Motorun iskeleye yanaşmasının ve içindeki turistlerin bir zamanlar dedelerinin yaşadığı topraklara ürkek bir misafir gibi inmelerinin ardından belediyenin hazırlamış olduğu Rumca karşılama müziği çalmaya başladı. Müziğin başlaması ile birlikte o heykellerin vücutlarının üzerindeki mermer tabaka çatlamıştı, ilk çatlama gülümseyen yüzlerinden başlamıştı. Bir hareket silsilesi sarmıştı ortalığı, birbirini ilk defa gören bu insanlar kırk yıllık arkadaşlarmışçasına candan ve sıcak bir şekilde kucaklaşıyorlardı. Türkçe ve Rumca sevinç kelimeleri uçuşuyordu etrafta. Herkes birbirine sarılıyordu, herkes çok mutluydu, yıllar önce karşılıklı evlerinden uzaklaştırılan azınlıkların torunları o yılların acısını çıkarırmışçasına kol kola yürümeye başlamışlardı meydanda, kimi stantlardaki içeçeklerden almış, kimi elmalı tartları yemeye başlamış kimi ise karaya ayak basar basmaz kısmi olarak Sırtaki’ye başlamıştı. Ayvalık’ın insanları ne kadar biliyor ise Sirtakiyi, Yunanistan’dan gelen konuklar da sirtakinin ardından Ege Halk Oyunlarına eşlik edebilecek kadar biliyordu Türk Oyunlarını.

Ancak bir sorun vardı.

Tüm hareketliliğin içinde hareketsiz kalmış biri vardı ki o da Zülfikar’dan başkası değildi. Bir ceylanı fark eden aslan gibi doğanın ortasında donakalmış izlemekte idi onu. Daha önce tanımadığı bir duygu idi, ne olduğunu kendi de kestiremiyordu Zülfikar. Hormonları sabahki güneş ışınları gibi vücudunun içinde bir oradan bir buraya zıplayıp dururken kalbi pır pır ediyordu. Aşık olmuştu Zülfikar, ilk defa aşık olmuştu. Basilia’ya aşık olmuştu.
Bembeyaz vücudu, buğday rengi saçları ve kıpkırmızı dudakları ile usta bir heykeltıraşın elinden çıkma heykellere benziyordu antik dönemden kalma. Mavi elbisesi ile uyumlu mavi bir çantası vardı, beyaz babet ayakkabıları ile sanki az sonra bir bale gösterisi yapacak gibi hazırda bekliyordu adeta.

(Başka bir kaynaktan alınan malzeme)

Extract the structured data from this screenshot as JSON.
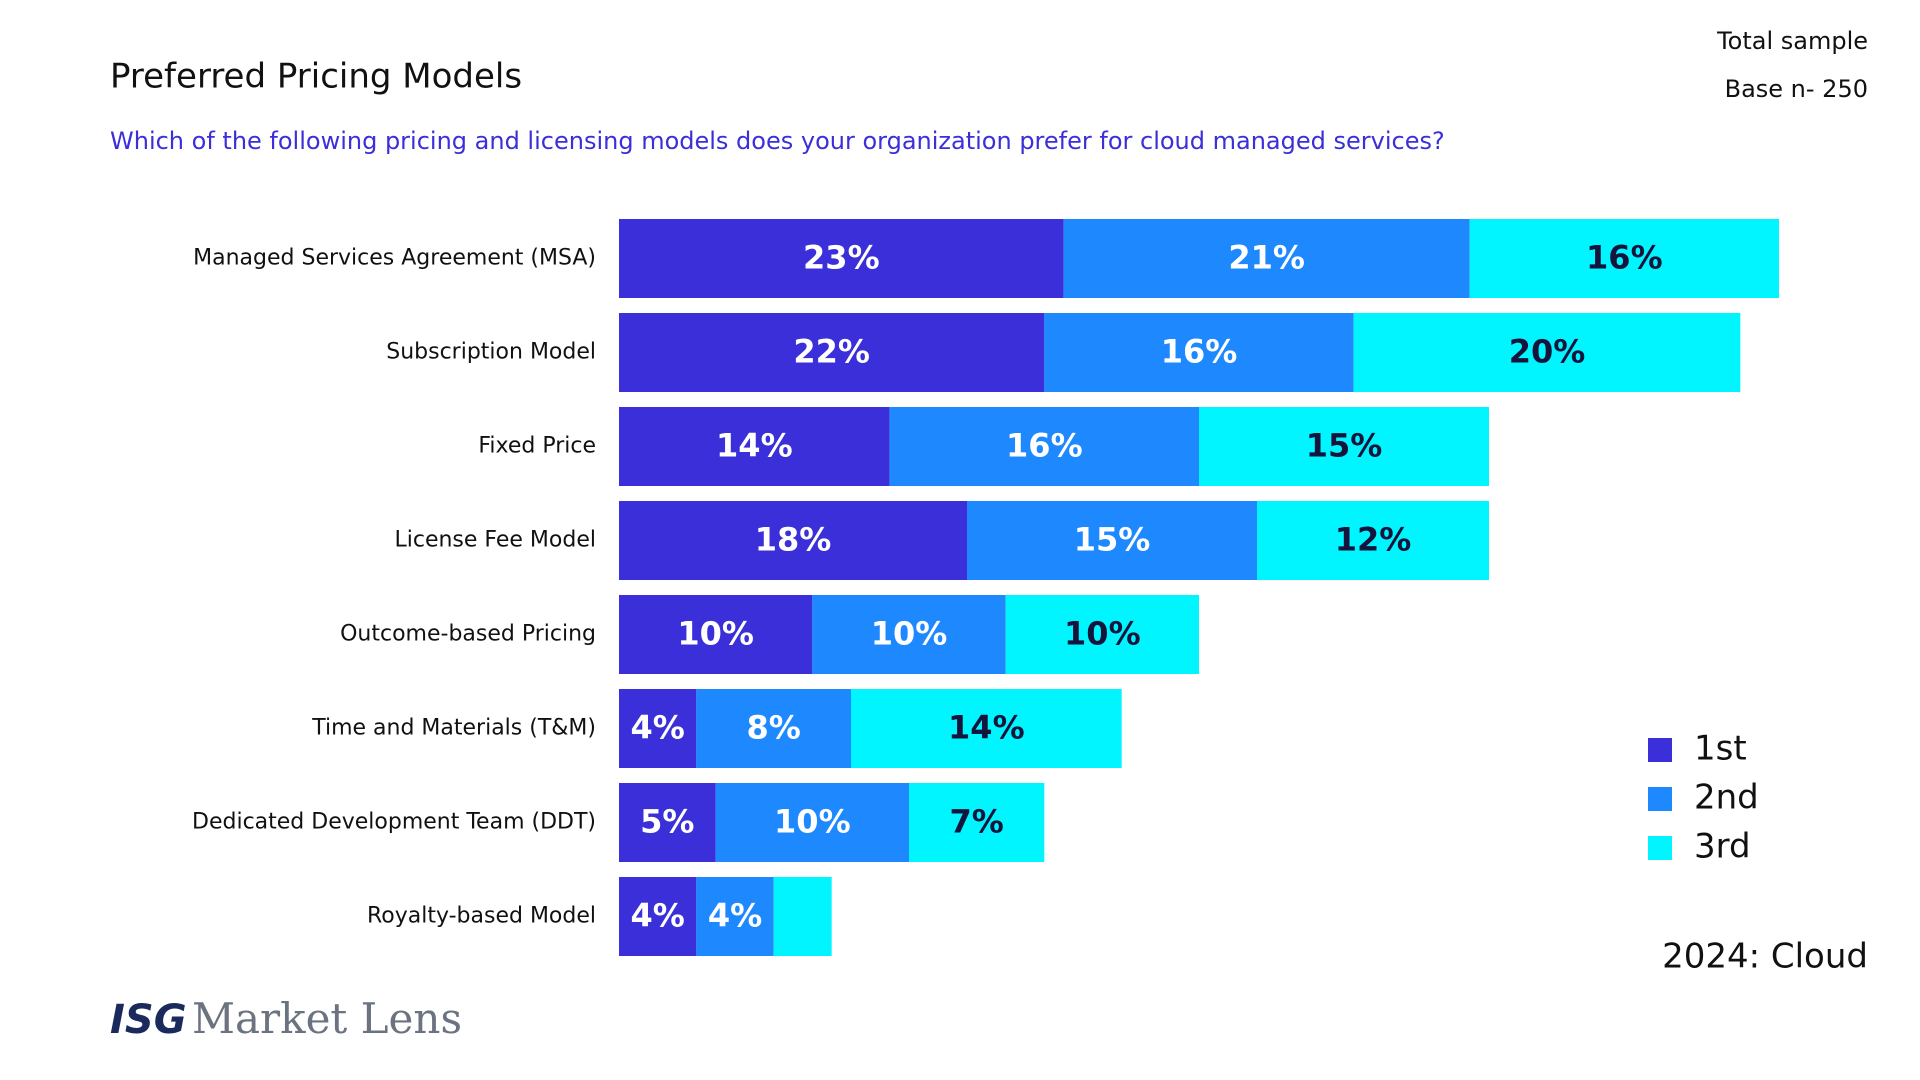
{
  "chart_data": {
    "type": "stacked-bar-horizontal",
    "title": "Preferred Pricing Models",
    "subtitle": "Which of the following pricing and licensing models does your organization prefer for cloud managed services?",
    "sample_title": "Total sample",
    "sample_base": "Base n- 250",
    "annotation": "2024: Cloud",
    "legend": "right",
    "categories": [
      "Managed Services Agreement (MSA)",
      "Subscription Model",
      "Fixed Price",
      "License Fee Model",
      "Outcome-based Pricing",
      "Time and Materials (T&M)",
      "Dedicated Development Team (DDT)",
      "Royalty-based Model"
    ],
    "series": [
      {
        "name": "1st",
        "color": "#3a2fd8",
        "label_color": "#ffffff",
        "values": [
          23,
          22,
          14,
          18,
          10,
          4,
          5,
          4
        ],
        "value_labels": [
          "23%",
          "22%",
          "14%",
          "18%",
          "10%",
          "4%",
          "5%",
          "4%"
        ]
      },
      {
        "name": "2nd",
        "color": "#1e88ff",
        "label_color": "#ffffff",
        "values": [
          21,
          16,
          16,
          15,
          10,
          8,
          10,
          4
        ],
        "value_labels": [
          "21%",
          "16%",
          "16%",
          "15%",
          "10%",
          "8%",
          "10%",
          "4%"
        ]
      },
      {
        "name": "3rd",
        "color": "#00f5ff",
        "label_color": "#14143c",
        "values": [
          16,
          20,
          15,
          12,
          10,
          14,
          7,
          3
        ],
        "value_labels": [
          "16%",
          "20%",
          "15%",
          "12%",
          "10%",
          "14%",
          "7%",
          null
        ]
      }
    ]
  },
  "footer": {
    "brand": "ISG",
    "product": "Market Lens"
  }
}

Kafasına düşen bir stant reklam tabelasının etkisi ile kendine geldi Zülfikar. Bir anda şimşekler çakmıştı sanki beyninin ortasında, birkaç saniye karardıktan sonra ortalık ardından gözlerini açması ile Basilia’nın elleri ile ağzını kapatarak kendisine kikirdediğini gördü. Esmer suratı bordo bir renk almaya yüz tutmuşken namludan çıkmış bir kurşundan daha da atik bir şekilde meydandan yok oldu Zülfikar. Basilia bile az önce gördüklerinin bir yanılsama olduğuna inanmıştı Zülfikar’ın bu ani kayboluşunun ardından.



Gülümsüyordu Güneş koltuğunda, gülümsemesi yerini kahkahalara bıraktı esmer oğlan Zülfikar’ın başına gelenleri düşündükçe…



Hızlıca pedallara basa basa eve gidiyordu Zülfikar. Önce aşkı tanımış ardından utancı yaşamıştı. Tişörtü utançtan sırılsıklam olmuştu, bir fişek edası ile eve girdi, hızlıca merdivenleri çıktı ve yatağına attı kendini Zülfikar. Ağlıyordu, daha önce hiç bu sebepten ağlamamışçasına yabancı idi bu sebepler onun dünyasına. Bir acı vardı kalbinde, bir de heyecan, meydan savaşı yapıyordu bu iki duygu ancak savaşın darbeleri yakıyordu bedenini Zülfikar’ın.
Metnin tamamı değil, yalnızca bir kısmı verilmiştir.